In cats, the net urate reabsorption has been observed.¹² Dogs also exhibit net reabsorption of urate. In Dalmatian dogs the urate excreted in urine is higher than the filtered uric acid. This indicates that Dalmatian dogs have either a defect in renal urate reabsorption or abnormal tubular secretion of urate, or both. Studies that explored the renal physiology of this phenomenon confirmed that Dalmatian dogs have deficient proximal tubular urate reabsorption.³⁵ However, later studies involving kidney and liver transplants implicated defective transport mechanisms in hepatocytes as the etiology of the hyperuricosuria in Dalmatian dogs. Specific cellular transporters involved in the pathogenesis of this condition in Dalmatian dogs have not been identified.
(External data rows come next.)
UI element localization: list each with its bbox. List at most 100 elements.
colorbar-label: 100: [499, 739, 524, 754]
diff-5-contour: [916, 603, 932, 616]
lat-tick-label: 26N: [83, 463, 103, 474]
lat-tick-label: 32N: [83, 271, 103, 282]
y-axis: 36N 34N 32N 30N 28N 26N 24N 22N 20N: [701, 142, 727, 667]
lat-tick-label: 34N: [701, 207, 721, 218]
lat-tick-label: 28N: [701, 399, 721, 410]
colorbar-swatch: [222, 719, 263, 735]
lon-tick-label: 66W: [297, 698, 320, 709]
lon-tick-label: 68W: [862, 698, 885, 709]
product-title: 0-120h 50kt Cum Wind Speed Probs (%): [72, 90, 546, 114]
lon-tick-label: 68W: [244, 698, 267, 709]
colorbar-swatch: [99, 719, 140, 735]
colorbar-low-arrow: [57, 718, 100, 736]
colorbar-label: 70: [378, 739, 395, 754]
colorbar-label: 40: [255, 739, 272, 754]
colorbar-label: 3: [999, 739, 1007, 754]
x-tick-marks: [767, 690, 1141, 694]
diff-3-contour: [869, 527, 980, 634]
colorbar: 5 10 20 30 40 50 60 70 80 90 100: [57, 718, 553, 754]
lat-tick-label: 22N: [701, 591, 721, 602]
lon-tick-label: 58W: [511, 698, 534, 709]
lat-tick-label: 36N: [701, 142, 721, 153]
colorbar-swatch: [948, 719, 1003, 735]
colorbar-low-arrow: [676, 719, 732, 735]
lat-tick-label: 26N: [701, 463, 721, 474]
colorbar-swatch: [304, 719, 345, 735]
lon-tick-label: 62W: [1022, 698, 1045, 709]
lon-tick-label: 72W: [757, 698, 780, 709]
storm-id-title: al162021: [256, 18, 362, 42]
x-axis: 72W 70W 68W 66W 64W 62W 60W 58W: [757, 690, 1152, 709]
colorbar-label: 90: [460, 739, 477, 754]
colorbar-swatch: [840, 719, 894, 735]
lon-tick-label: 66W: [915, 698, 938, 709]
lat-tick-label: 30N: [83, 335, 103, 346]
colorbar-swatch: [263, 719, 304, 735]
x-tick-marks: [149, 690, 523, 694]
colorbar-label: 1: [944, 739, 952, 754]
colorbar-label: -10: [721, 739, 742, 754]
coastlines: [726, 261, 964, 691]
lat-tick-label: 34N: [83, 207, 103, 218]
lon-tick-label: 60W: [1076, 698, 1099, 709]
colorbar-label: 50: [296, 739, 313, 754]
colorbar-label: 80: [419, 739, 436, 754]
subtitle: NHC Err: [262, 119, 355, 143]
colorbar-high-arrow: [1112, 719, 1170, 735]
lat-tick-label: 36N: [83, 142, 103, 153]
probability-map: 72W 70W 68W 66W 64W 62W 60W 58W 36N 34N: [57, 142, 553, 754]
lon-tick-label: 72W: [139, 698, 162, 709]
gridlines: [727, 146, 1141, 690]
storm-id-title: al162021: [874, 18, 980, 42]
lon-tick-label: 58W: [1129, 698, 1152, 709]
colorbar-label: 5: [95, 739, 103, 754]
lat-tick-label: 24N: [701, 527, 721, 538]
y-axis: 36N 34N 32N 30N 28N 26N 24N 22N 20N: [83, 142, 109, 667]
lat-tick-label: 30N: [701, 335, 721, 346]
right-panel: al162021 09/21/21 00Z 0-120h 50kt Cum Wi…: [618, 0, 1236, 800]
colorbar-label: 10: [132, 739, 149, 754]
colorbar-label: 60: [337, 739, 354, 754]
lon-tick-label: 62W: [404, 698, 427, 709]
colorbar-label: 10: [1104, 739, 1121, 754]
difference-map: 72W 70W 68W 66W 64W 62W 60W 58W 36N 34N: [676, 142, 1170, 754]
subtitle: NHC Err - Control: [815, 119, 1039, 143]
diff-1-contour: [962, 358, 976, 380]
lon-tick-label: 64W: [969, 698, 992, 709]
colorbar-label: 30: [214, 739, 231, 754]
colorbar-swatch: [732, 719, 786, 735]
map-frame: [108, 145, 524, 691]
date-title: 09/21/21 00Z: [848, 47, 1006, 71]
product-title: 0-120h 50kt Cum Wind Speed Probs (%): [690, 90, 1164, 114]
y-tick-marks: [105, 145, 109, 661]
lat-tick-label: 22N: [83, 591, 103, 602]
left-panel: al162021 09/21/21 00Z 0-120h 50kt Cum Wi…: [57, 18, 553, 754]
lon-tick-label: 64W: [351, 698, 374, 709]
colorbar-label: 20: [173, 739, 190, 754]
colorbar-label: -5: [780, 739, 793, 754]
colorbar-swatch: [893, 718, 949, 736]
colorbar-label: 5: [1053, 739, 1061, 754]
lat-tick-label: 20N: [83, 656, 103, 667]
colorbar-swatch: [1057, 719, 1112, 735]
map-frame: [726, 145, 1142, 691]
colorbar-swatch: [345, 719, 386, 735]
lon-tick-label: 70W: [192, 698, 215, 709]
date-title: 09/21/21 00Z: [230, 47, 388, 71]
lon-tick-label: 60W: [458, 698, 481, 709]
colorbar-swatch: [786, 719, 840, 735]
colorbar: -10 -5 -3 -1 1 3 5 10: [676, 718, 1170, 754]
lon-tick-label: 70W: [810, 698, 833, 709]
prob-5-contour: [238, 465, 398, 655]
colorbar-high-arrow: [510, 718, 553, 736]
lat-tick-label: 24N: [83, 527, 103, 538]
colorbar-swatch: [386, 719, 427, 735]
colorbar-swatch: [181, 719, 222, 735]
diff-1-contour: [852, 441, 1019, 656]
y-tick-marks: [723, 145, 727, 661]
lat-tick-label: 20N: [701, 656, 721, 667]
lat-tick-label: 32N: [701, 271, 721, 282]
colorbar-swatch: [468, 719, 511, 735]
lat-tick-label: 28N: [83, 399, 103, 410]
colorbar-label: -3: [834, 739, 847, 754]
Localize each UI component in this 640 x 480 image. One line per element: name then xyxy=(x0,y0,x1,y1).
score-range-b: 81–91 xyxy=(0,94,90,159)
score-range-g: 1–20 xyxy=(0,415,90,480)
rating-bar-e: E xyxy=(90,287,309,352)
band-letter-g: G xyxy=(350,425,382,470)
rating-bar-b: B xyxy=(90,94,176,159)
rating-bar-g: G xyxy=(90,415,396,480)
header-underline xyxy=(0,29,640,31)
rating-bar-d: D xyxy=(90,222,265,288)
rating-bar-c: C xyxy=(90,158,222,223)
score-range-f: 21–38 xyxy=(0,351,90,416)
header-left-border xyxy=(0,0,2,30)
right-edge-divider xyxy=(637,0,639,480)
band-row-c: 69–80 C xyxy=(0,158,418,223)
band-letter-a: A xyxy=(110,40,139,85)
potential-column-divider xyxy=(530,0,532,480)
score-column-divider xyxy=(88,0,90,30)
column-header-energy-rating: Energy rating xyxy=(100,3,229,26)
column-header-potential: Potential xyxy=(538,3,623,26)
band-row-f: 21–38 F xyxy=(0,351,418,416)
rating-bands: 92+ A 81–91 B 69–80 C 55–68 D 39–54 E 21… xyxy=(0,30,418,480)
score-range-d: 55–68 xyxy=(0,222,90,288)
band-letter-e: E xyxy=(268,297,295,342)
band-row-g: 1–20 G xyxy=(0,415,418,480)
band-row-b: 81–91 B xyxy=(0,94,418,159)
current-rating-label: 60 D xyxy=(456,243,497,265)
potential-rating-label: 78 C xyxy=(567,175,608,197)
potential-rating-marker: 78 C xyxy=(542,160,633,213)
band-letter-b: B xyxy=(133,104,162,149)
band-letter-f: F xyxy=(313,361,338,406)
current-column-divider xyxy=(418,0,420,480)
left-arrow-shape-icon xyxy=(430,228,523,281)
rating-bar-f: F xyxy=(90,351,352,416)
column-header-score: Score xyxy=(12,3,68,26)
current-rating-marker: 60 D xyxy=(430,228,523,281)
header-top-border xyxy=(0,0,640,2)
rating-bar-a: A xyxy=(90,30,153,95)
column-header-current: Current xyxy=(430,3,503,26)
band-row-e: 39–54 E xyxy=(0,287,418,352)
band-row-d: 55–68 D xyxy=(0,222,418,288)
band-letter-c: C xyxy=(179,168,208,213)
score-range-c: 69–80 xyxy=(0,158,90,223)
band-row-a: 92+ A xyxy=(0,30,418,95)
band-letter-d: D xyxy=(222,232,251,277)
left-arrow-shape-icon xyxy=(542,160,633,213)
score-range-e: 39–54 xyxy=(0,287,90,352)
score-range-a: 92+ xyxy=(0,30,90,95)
Urate transporters in epithelia of the proximal tubules are essential for urate reabsorption.⁶ Various membrane-associated urate transporters have been identified in human beings. Human beings reabsorb 90 per cent of the filtered urate through the sodium couple anion exchanger (Uric Acid Transporter-1, URAT1) located on the apical brush border of the proximal tubule epithelium.³⁶ Studies have shown that a mutation in the URAT1 gene is manifested as hyperuricosuria and hypouricocemia.³⁶

Another urate transporter, UAT1 (also known as galectin-9) is expressed on the apical and basolateral membrane of proximal tubular cells as well as in other tissues. UAT1 is postulated to be functioning as a bidirectional transporter of urate across the tubular epithelia.³⁷ Urate also is transported into the proximal tubular epithelial cells via two other anion exchangers, known as OAT1 and OAT3. These transporters are located primarily at the basolateral membrane of the epithelia.^38–40 In addition, multidrug-resistance–associated protein 4 (MRP4), an organic anion transporter, was reported to mediate the secretion of urate into the lumen from the tubular cells. MRP4 also is expressed in the liver.⁴¹

Recently another potential urate transporter, SLC2A9 (a fructose transporter), was reported in human beings by Vitart et al.⁴² The gene SLC2A9 encodes two protein isoforms with different lengths, each carrying around 10 different single nucleotide polymorphisms (SNPs). The causal role of these genetic variabilities on serum uric acid levels in human beings has yet to be identified.

The presence and the functions of the aforementioned urate transporters in dogs and cats have not been investigated.